1932 yılında af ilan edilmesi sonucunda hapisten çıkan yazar, ölüm döşeğindeki bir cumhuriyet ile karşılaştı. komünistler ile sosyal demokratların anti-faşist bir cephe kurarak nasyonal sosyalistleri durduracağı yönündeki son umutları da boşa çıkan ossietzky, bir kez daha dostlarının çağrılarına kulak asmayarak almanya'dan kaçmayı reddetti: "ülkesinin zehirlenmiş ruhuna karşı etkili bir şekilde mücadele etmek isteyen herkes, onun genel kaderini paylaşmak zorundadır." almanya'dan kaçmaktansa cezaevine girmek, ossietzky'ye kalan son direniş yöntemiydi.
ve ossietzky almanya'nın kaderini paylaştı: 27 şubat 1933 gecesi, reichstag yangını daha sönmeden gestapo tarafından tutuklandı ve berlin-spandau cezaevine atıldı. 1933 yılında, ilk kurulan toplama kamplarından biri olan sonnenburg'un yine ilk mahkumlarından biriydi; artık yalnızca almanya dışında bir adı olacak, almanya'da 562 numaralı mahkum olarak anılacaktı. 1934'te hollanda sınırı yakınlarındaki esterwegen toplama kampına nakledildi. diğer mahkumlarla birlikte o da, kampın bulunduğu bölgedeki bataklıkların kurutulması amacıyla insanlık dışı koşullarda çalıştırıldı. aynı yıl içinde, katlanılmaz çalışma koşulları ve yetersiz beslenme nedeniyle bir deri bir kemik kalmış halde hastane koğuşuna kaldırıldı. toplama kampını kontrol eden ss, ossietzky'yi esterwegen'den canlı çıkarmamayı kafasına koymuştu. ancak uluslararası kamuoyunun tepkisini çekmemek adına açık bir cinayetten kaçınıyordu. tüm mahkumların karşı karşıya olduğu kötü muameleye, kampta kalan diğer mahkumların iddialarına göre, öldürmek amacıyla ossietzky'ye hastane koğuşunda bilinçli olarak verem mikrobu enjekte edilmesi eklendi. isviçreli diplomat carl jacob burckhardt'ın 1935 sonbaharında ossietzky'yi esterwegen'de görmeyi başardığında karşılaştığı, "titreyen, ölü gibi solgun, duygusuz gözüken, tek gözü şişmiş ve dişleri kırılmış bir şey, bir yaratıktı."

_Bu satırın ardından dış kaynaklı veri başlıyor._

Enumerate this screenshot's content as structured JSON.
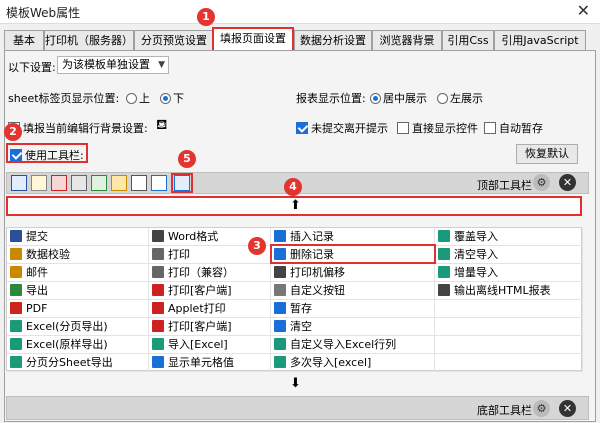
{
  "window": {
    "title": "模板Web属性",
    "close": "✕"
  },
  "tabs": [
    "基本",
    "打印机（服务器）",
    "分页预览设置",
    "填报页面设置",
    "数据分析设置",
    "浏览器背景",
    "引用Css",
    "引用JavaScript"
  ],
  "badges": {
    "b1": "1",
    "b2": "2",
    "b3": "3",
    "b4": "4",
    "b5": "5"
  },
  "settings": {
    "following_label": "以下设置:",
    "following_value": "为该模板单独设置",
    "sheet_pos_label": "sheet标签页显示位置:",
    "sheet_top": "上",
    "sheet_bottom": "下",
    "report_pos_label": "报表显示位置:",
    "report_center": "居中展示",
    "report_left": "左展示",
    "fill_bg_label": "填报当前编辑行背景设置:",
    "unsubmitted": "未提交离开提示",
    "direct_show": "直接显示控件",
    "auto_save": "自动暂存",
    "use_toolbar": "使用工具栏:",
    "restore": "恢复默认"
  },
  "top_toolbar_label": "顶部工具栏",
  "bottom_toolbar_label": "底部工具栏",
  "grid": [
    [
      "提交",
      "Word格式",
      "插入记录",
      "覆盖导入"
    ],
    [
      "数据校验",
      "打印",
      "删除记录",
      "清空导入"
    ],
    [
      "邮件",
      "打印（兼容）",
      "打印机偏移",
      "增量导入"
    ],
    [
      "导出",
      "打印[客户端]",
      "自定义按钮",
      "输出离线HTML报表"
    ],
    [
      "PDF",
      "Applet打印",
      "暂存",
      ""
    ],
    [
      "Excel(分页导出)",
      "打印[客户端]",
      "清空",
      ""
    ],
    [
      "Excel(原样导出)",
      "导入[Excel]",
      "自定义导入Excel行列",
      ""
    ],
    [
      "分页分Sheet导出",
      "显示单元格值",
      "多次导入[excel]",
      ""
    ]
  ],
  "colors": {
    "accent": "#e0302f",
    "selected": "#1a6fd6"
  }
}
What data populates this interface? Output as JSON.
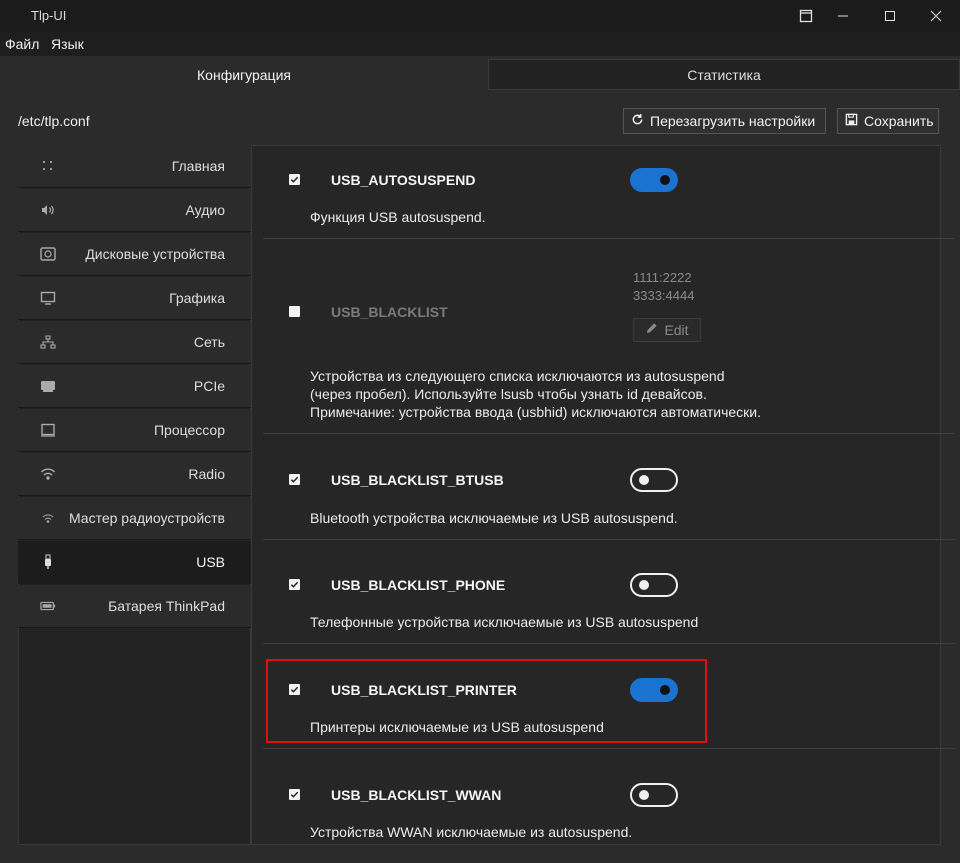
{
  "window": {
    "title": "Tlp-UI"
  },
  "menu": [
    "Файл",
    "Язык"
  ],
  "tabs": [
    {
      "label": "Конфигурация",
      "active": true
    },
    {
      "label": "Статистика",
      "active": false
    }
  ],
  "toolbar": {
    "path": "/etc/tlp.conf",
    "reload_label": "Перезагрузить настройки",
    "save_label": "Сохранить"
  },
  "sidebar": {
    "items": [
      {
        "label": "Главная",
        "icon": "dots-grid-icon"
      },
      {
        "label": "Аудио",
        "icon": "speaker-icon"
      },
      {
        "label": "Дисковые устройства",
        "icon": "disk-icon"
      },
      {
        "label": "Графика",
        "icon": "monitor-icon"
      },
      {
        "label": "Сеть",
        "icon": "network-icon"
      },
      {
        "label": "PCIe",
        "icon": "pcie-card-icon"
      },
      {
        "label": "Процессор",
        "icon": "cpu-icon"
      },
      {
        "label": "Radio",
        "icon": "wifi-icon"
      },
      {
        "label": "Мастер радиоустройств",
        "icon": "radio-wizard-icon"
      },
      {
        "label": "USB",
        "icon": "usb-icon",
        "active": true
      },
      {
        "label": "Батарея ThinkPad",
        "icon": "battery-icon"
      }
    ]
  },
  "settings": {
    "autosuspend": {
      "name": "USB_AUTOSUSPEND",
      "checked": true,
      "enabled": true,
      "desc": "Функция USB autosuspend."
    },
    "blacklist": {
      "name": "USB_BLACKLIST",
      "checked": false,
      "values": [
        "1111:2222",
        "3333:4444"
      ],
      "edit_label": "Edit",
      "desc_lines": [
        "Устройства из следующего списка исключаются из autosuspend",
        "(через пробел). Используйте lsusb чтобы узнать id девайсов.",
        "Примечание: устройства ввода (usbhid) исключаются автоматически."
      ]
    },
    "btusb": {
      "name": "USB_BLACKLIST_BTUSB",
      "checked": true,
      "enabled": false,
      "desc": "Bluetooth устройства исключаемые из USB autosuspend."
    },
    "phone": {
      "name": "USB_BLACKLIST_PHONE",
      "checked": true,
      "enabled": false,
      "desc": "Телефонные устройства исключаемые из USB autosuspend"
    },
    "printer": {
      "name": "USB_BLACKLIST_PRINTER",
      "checked": true,
      "enabled": true,
      "desc": "Принтеры исключаемые из USB autosuspend"
    },
    "wwan": {
      "name": "USB_BLACKLIST_WWAN",
      "checked": true,
      "enabled": false,
      "desc": "Устройства WWAN исключаемые из autosuspend."
    }
  },
  "colors": {
    "accent": "#1a73d1",
    "highlight_border": "#e01010"
  }
}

1934 yılında – sürgünde faaliyet yürüten – alman insan hakları birliği'nin carl von ossietzky'nin nobel barış ödülü alması için başlattığı kampanya, dünyanın dikkatinin yazarın içinde bulunduğu korkunç koşullara çekilmesini sağladı. 1935 yılının mayıs ayında uluslararası baskısı sonuç verdi ve ossietzky berlin polis hastanesi'ne kaldırıldı. burada ileri derecede verem teşhisi kondu. aynı yılın kasım ayında göstermelik olarak serbest bırakılarak, sürekli gestapo gözetiminde olacağı westend hastanesinde bir odaya yerleştirildi. nobel barış ödülünü alması için yürütülen kampanya 1936 yılında hedefine ulaştığında, naziler ödülü almak için oslo'ya gitmesine izin vermedi.
ossietzky'nin seçimlerle ulaşılabileceğine inandığı demokratik ve sosyalist cumhuriyetin yerinde, toplumu "ein volk, ein führer" şiarıyla disipline ederek insana dair güzel olan her şeyi öldürmek için elinden geleni ardına koymayan, daha yüksek meta üretkenliğine erişmek adına, yazarın kendisinin de kurbanı olduğu toplama ve çalışma kampları sistemi ile mahkumları ölümüne çalıştıran nasyonal sosyalizm vardı. başka bir dünyanın hayalini kurmak yerine, içinde yaşadığı almanya'yı güzelleştirmek isteyen yazar, ölümün almanya'dan gelen bir usta olduğu gerçeğiyle karşılaştı. 4 mayıs 1938'de berlin'deki nordend hastanesinde veremden öldüğünde üstüne toprak atmak nazilere kalmıştı ama mezarını kazan, nazilerin iktidarı almalarının öncesinde, weimar'ın muktedirleri olmuştu.